Dat Satan het werk der genade in den geloovige betwist, is geen wonder. Dat is zijn aard en natuur. De duivel zou, indien het mogelijk ware, ook Gods uitverkorenen nog verleiden. Toch zal het satan nooit gelukken het werk Gods in den zondaar te vernietigen. Geen enkel schaap zal hij uit Jezus’ kudde rooven. De Vader die ze Hem gegeven heeft, is meerder dan alle.
Zich een geloovige te noemen, gaat voor veel menschen nog al gemakkelijk. ’t Gaat op geestelijk gebied gelijk in het maatschappelijke leven: ieder wil op zijne wijze groot en rijk zijn. ’t Is echter noodig zich daarbij te onderzoeken, of men in Christus Jezus is. Alleen deze zijn het, van wie wij hier duidelijk lezen dat er voor hen geene verdoemenis is. En dat in-Christus-Jezus-zijn zal moeten blijken uit hetgeen de apostel verder noemt en omschrijft met de woorden: »niet naar het vleesch wandelen, maar naar den Geest: Het kan inderdaad niet duidelijker worden gezegd, niet zuiverder worden onderscheiden.
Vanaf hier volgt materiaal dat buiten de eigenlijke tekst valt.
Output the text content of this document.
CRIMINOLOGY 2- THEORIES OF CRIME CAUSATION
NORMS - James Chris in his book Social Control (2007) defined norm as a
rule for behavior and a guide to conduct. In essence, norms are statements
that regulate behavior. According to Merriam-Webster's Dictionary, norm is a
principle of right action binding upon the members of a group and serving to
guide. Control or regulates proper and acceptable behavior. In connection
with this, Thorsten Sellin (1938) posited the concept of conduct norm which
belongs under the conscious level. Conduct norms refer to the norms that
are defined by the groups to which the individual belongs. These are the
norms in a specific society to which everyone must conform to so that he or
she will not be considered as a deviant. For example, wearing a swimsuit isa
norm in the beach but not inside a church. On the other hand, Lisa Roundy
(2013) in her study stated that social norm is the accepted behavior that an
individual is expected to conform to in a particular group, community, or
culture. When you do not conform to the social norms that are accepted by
Bij al de ellende waaraan Paulus naar hoofdstuk 7 nog onderworpen was, blijkt desniettemin in alles de heerschappij voerende kracht der genade Gods in hem. En zoo is het bij al de bijbelheiligen. Zoo zal het zijn bij ieder oprecht geloovige. Uit kracht van den aard en de natuur der genade kan dit niet anders. Hoeveel zwakheid des vleesches Gods kind ook nog blijft aankleven, wandelen naar het vleesch is onmogelijk. Dan zou men in alles der wereld gelijkvormig moeten zijn. Dan zou men het werk Gods ongedaan moeten maken. Dan zou men de genade van al haar glans en luister moeten kunnen berooven. Wie naar den Geest begon te wandelen uit een oprecht en vernieuwd levensbeginsel, die deed en doet zulks niet uit willekeur. Hoe dan, gedwongen? Ook niet. Als een door God gewillig gemaakte, door den Heiligen Geest gevormd, bewerkt, geleid, vindt ge in het wandelen naar den Geest uw genoegen en vermaak. Daarin ligt uw grootste vreugde. Vandaar dat het geloofsleven voor den niet wedergeboren mensch zonder aantrekkingskracht is, terwijl het voor ieder die in Christus Jezus is, het ideaal van het leven uitmaakt. Is de verdoemenis voor u opgeheven door uw inzijn in Christus, dan leeft ge in gemeenschap met God, en deelt ge in de beloften Gods zoo voor dit als voor het toekomende leven. Wie een kind is, die is een erfgenaam. En wat kan ooit grooter en heerlijker worden bedacht dan hetgeen we in vs. 17 van de geloovigen lezen: zij zijn erfgenamen van God en medeërfgenamen van Christus?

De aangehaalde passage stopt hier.